Letta ai soldati italiani in Afghanistan: voi dimostrate che sappiamo fare sistema. «Torno a casa ancora più determinato di quando sono partito, ho visto di cosa è capace l’Italia quando fa sistema, lavora con le altre nazioni, dà il meglio di sé a livello internazionale.
Sono tanto più determinato, dopo aver incontrato chi ci rappresenta e chi si sacrifica ogni giorno per una missione difficile, che ancora di più ritengo che buttare a mare tutto sarebbe una follia».
Enrico Letta è in volo sull’aereo che lo riporta dall’Afghanistan a Roma. Le domande sono sulla stabilità della sua maggioranza. Si fa scalo tecnico a Smirne, in Turchia. La visita al nostro contingente militare ad Herat, poi ad una rappresentanza dei nostri militari presenti nel comando centrale Isaf, nella capitale afgana, infine i colloqui con il presidente Karzai, hanno segnato una giornata lunga, cominciata all’alba.
Prima di atterrare a Smirne il presidente del Consiglio concede qualche riflessione sulle tensioni politiche. Il tono, gli argomenti e le parole sono propri di colui che crede ancora di farcela, di poter superare lo scoglio delle conseguenze politiche della condanna contro il Cavaliere: «Abbiamo tutta una settimana di lavoro davanti a noi, ora torniamo a casa, per lavorare e per far sì che il buon senso prevalga, ed io ritengo che prevarrà. Se così non fosse si entrerebbe in una spirale di avvitamento, fatto d’irrazionalità, che non servirebbe al Paese. Non bisogna andare a votare e non bisogna aprire una crisi di governo».
Oggi si terrà il primo consiglio dei ministri, dovrebbe arrivare il decreto sulla pubblica amministrazione, poi mercoledì altra riunione di governo, sarà la volta dell’Imu e, aggiunge il premier, «non ci saranno rinvii». Letta cita i due appuntamenti e rimarca che torna a casa «per lavorare» lui stesso, per scongiurare una crisi. Non dice come, non spiega cosa può fare come premier, ci tiene a dire che sulla costituzionalità o meno della Severino «non vedo come potrei intervenire». Eppure per la prima volta lascia immaginare un suo impegno diretto nella vicenda della decadenza del Cavaliere.

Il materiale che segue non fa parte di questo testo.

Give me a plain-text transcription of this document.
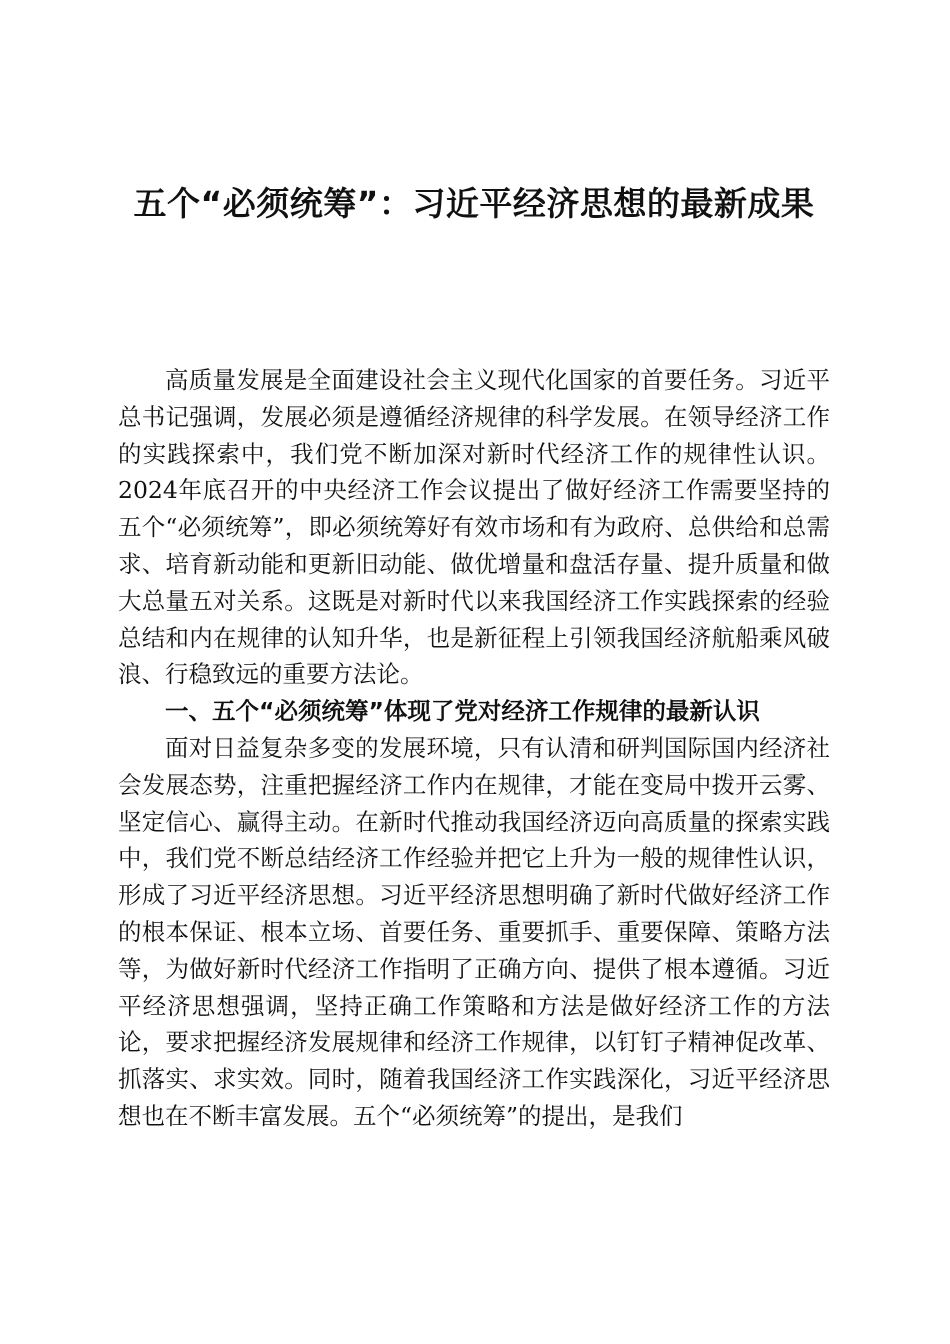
五个“必须统筹”：习近平经济思想的最新成果

高质量发展是全面建设社会主义现代化国家的首要任务。习近平总书记强调，发展必须是遵循经济规律的科学发展。在领导经济工作的实践探索中，我们党不断加深对新时代经济工作的规律性认识。2024年底召开的中央经济工作会议提出了做好经济工作需要坚持的五个“必须统筹”，即必须统筹好有效市场和有为政府、总供给和总需求、培育新动能和更新旧动能、做优增量和盘活存量、提升质量和做大总量五对关系。这既是对新时代以来我国经济工作实践探索的经验总结和内在规律的认知升华，也是新征程上引领我国经济航船乘风破浪、行稳致远的重要方法论。

一、五个“必须统筹”体现了党对经济工作规律的最新认识

面对日益复杂多变的发展环境，只有认清和研判国际国内经济社会发展态势，注重把握经济工作内在规律，才能在变局中拨开云雾、坚定信心、赢得主动。在新时代推动我国经济迈向高质量的探索实践中，我们党不断总结经济工作经验并把它上升为一般的规律性认识，形成了习近平经济思想。习近平经济思想明确了新时代做好经济工作的根本保证、根本立场、首要任务、重要抓手、重要保障、策略方法等，为做好新时代经济工作指明了正确方向、提供了根本遵循。习近平经济思想强调，坚持正确工作策略和方法是做好经济工作的方法论，要求把握经济发展规律和经济工作规律，以钉钉子精神促改革、抓落实、求实效。同时，随着我国经济工作实践深化，习近平经济思想也在不断丰富发展。五个“必须统筹”的提出，是我们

Davanti ai nostri soldati ha parlato, prima di lasciare Kabul, «di uno dei vizi maggiori di noi italiani, l’autolesionismo, siamo campioni nel parlare male di noi stessi e invece voi — ha detto ai militari — dimostrate che sappiamo fare sistema e cose eccellenti, con il vostro lavoro e il vostro sacrificio». Qualche ora più tardi, in aereo, il concetto di autolesionismo torna a proposito di un’eventuale crisi di governo, minacciata in queste ore dal Pdl: di sicuro per Letta sarebbe un danno enorme per il Paese, per il sistema economico, per le riforme in cantiere.
Potrebbe proseguire con un’altra maggioranza? Gli viene chiesto anche questo, ma sul punto il premier fa un passo indietro e si astiene da ogni commento: «Il problema non è questo, si tratta di fare andare avanti questo governo e questa maggioranza». E il Pd, ce la sta mettendo tutta? O non fa in qualche caso il gioco del Pdl? «Il Pd ha lavorato e sta lavorando per il buon senso». Potrebbero essere più concilianti nelle dichiarazioni? «Ognuno ha il suo ruolo».
Prima di tornare al suo posto, mentre inizia la discesa su Smirne, un’ultima battuta è su D’Alema; l’ex premier ha detto che Letta è transitorio, che un pronostico di medio periodo è Renzi a Palazzo Chigi; il capo del governo non si scompone, «mi sembra che D’Alema abbia chiarito», dice con la voce di uno che considera l’argomento non degno di particolare nota.
È invece più importante, al momento, chiarire alcuni dettagli delle parole pronunciate davanti a Karzai, nei giardini del palazzo presidenziale più protetto del mondo, nel cuore di Kabul: «Nel 2014 terminerà la missione Isaf e dunque anche l’impegno diretto italiano, resteremo con poche centinaia, al massimo, di uomini, per compiti di addestramento, ma senza alcuna attività sul terreno; sarà un impegno totalmente diverso e limitato». In ogni caso «non lasceremo solo l’Afghanistan».